A man enters the Regeneron Clinic at a monoclonal antibody treatment site in Pembroke Pines, Fla., on Aug. 19, 2021. (Chandan Khanna/AFP via Getty Images)
A man enters the Regeneron Clinic at a monoclonal antibody treatment site in Pembroke Pines, Fla., on Aug. 19, 2021. Chandan Khanna/AFP via Getty Images

DeSantis said he believed most infections were from the Omicron variant, but “Delta is still there.”

“Most of the people that get really seriously ill are being infected with the Delta variant,” he said.

“It’s important to understand that and be able to have a strategy in place that is going to deal with both of those.”

The Epoch Times reached out to HHS for comment, but they did not respond by press time.

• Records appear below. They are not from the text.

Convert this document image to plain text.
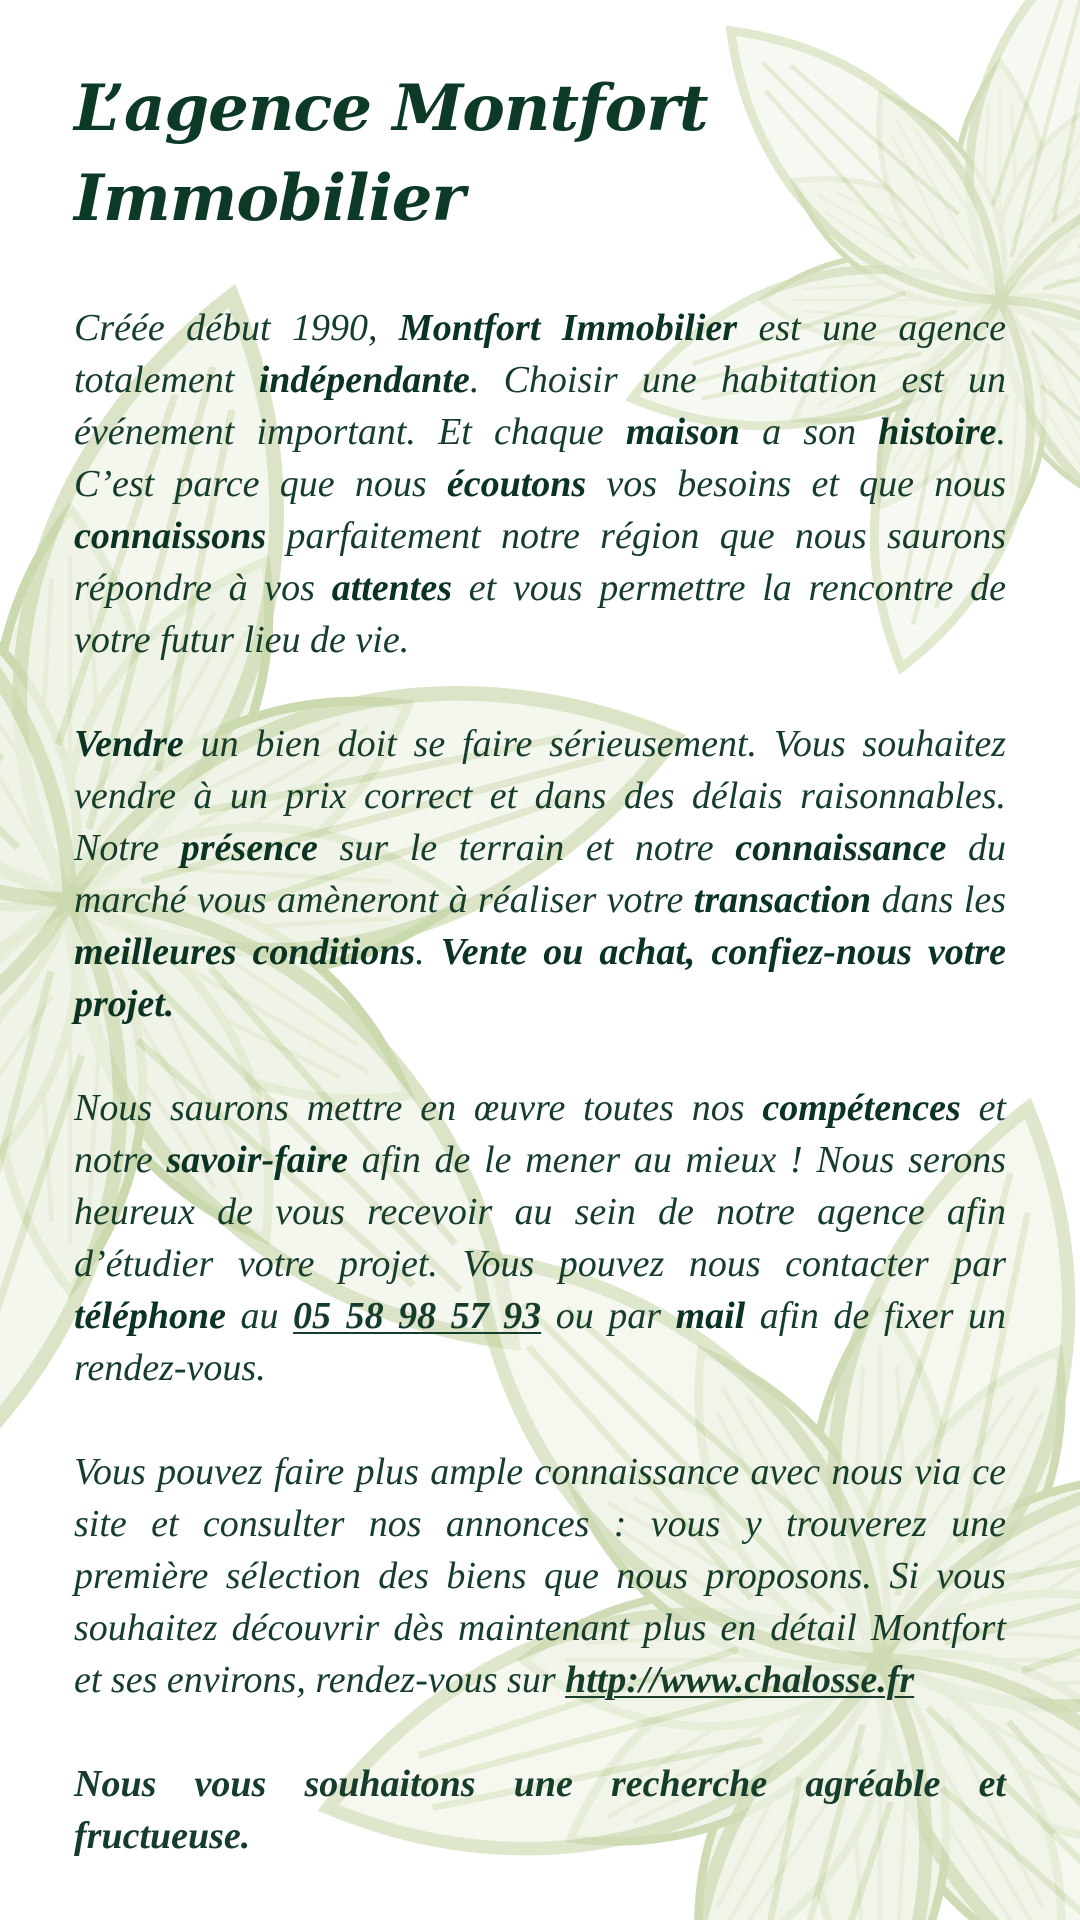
L’agence Montfort Immobilier

Créée début 1990, Montfort Immobilier est une agence totalement indépendante. Choisir une habitation est un événement important. Et chaque maison a son histoire. C’est parce que nous écoutons vos besoins et que nous connaissons parfaitement notre région que nous saurons répondre à vos attentes et vous permettre la rencontre de votre futur lieu de vie.

Vendre un bien doit se faire sérieusement. Vous souhaitez vendre à un prix correct et dans des délais raisonnables. Notre présence sur le terrain et notre connaissance du marché vous amèneront à réaliser votre transaction dans les meilleures conditions. Vente ou achat, confiez-nous votre projet.

Nous saurons mettre en œuvre toutes nos compétences et notre savoir-faire afin de le mener au mieux ! Nous serons heureux de vous recevoir au sein de notre agence afin d’étudier votre projet. Vous pouvez nous contacter par téléphone au 05 58 98 57 93 ou par mail afin de fixer un rendez-vous.

Vous pouvez faire plus ample connaissance avec nous via ce site et consulter nos annonces : vous y trouverez une première sélection des biens que nous proposons. Si vous souhaitez découvrir dès maintenant plus en détail Montfort et ses environs, rendez-vous sur http://www.chalosse.fr

Nous vous souhaitons une recherche agréable et fructueuse.
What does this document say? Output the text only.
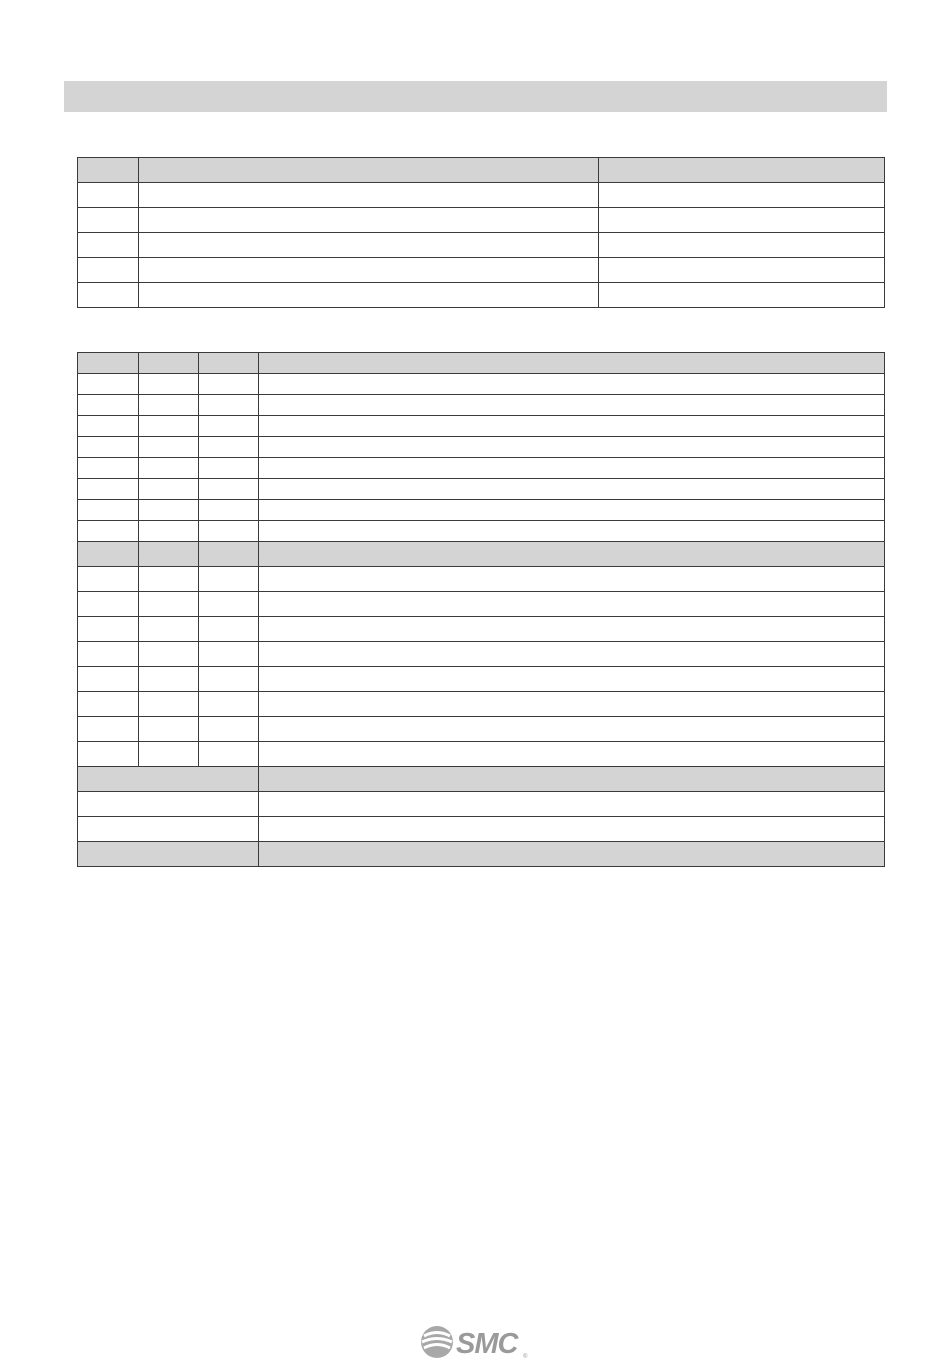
SMC ®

A vial of Regeneron's COVID-19 monoclonal antibody treatment in a file photo. (Bernard Chantal/Shutterstock)
A vial of Regeneron's COVID-19 monoclonal antibody treatment in a file photo. Bernard Chantal/Shutterstock

The department announced in mid-September it would be “limiting shipments” due to “a substantial surge in the utilization of monoclonal antibody (mAb) drugs.”

According to the chief of health security at the Association of State and Territorial Health Officials, James Blumenstock, federal officials informed their state counterparts that there had been a 20-fold increase in demand for monoclonal antibodies.

Blumenstock said before the federal government “took over” the distribution of antibodies from two companies—Regeneron and Eli Lilly—treatment centers and doctor’s offices could order directly from them.

At that time Gov. DeSantis said he was “surprised” by the restrictions because he had been told Florida would receive a 50 percent increase of the drug, not a decrease.

The Florida governor contacted GlaxoSmithKline, one of the makers of monoclonal antibody treatments, and ordered the drug directly from the company in an effort to make up for the shortage under the HHS distribution plan.

Before the official announcement, a Texas doctor sounded the alarm about the government restrictions and said he would no longer be able to order “what he needed” for his patients.

Jim Jackson, a Houston urgent care specialist, said he was getting doses of the antibody treatment through AmerisourceBergen, a third-party affiliate for Regeneron.

He was “surprised” to find out that he had to provide the company with other information besides his actual order.

“This is what happens when government gets involved in things,” he told The Epoch Times in September. “Before I just told Amerisource how many doses I wanted, and they sent them; Now I have to inventory my entire supply room to count masks and gloves.”

A notice of the limitation on orders was posted on the HHS website and said that the limitation was to “help promote optimal and equitable use of the available supply.”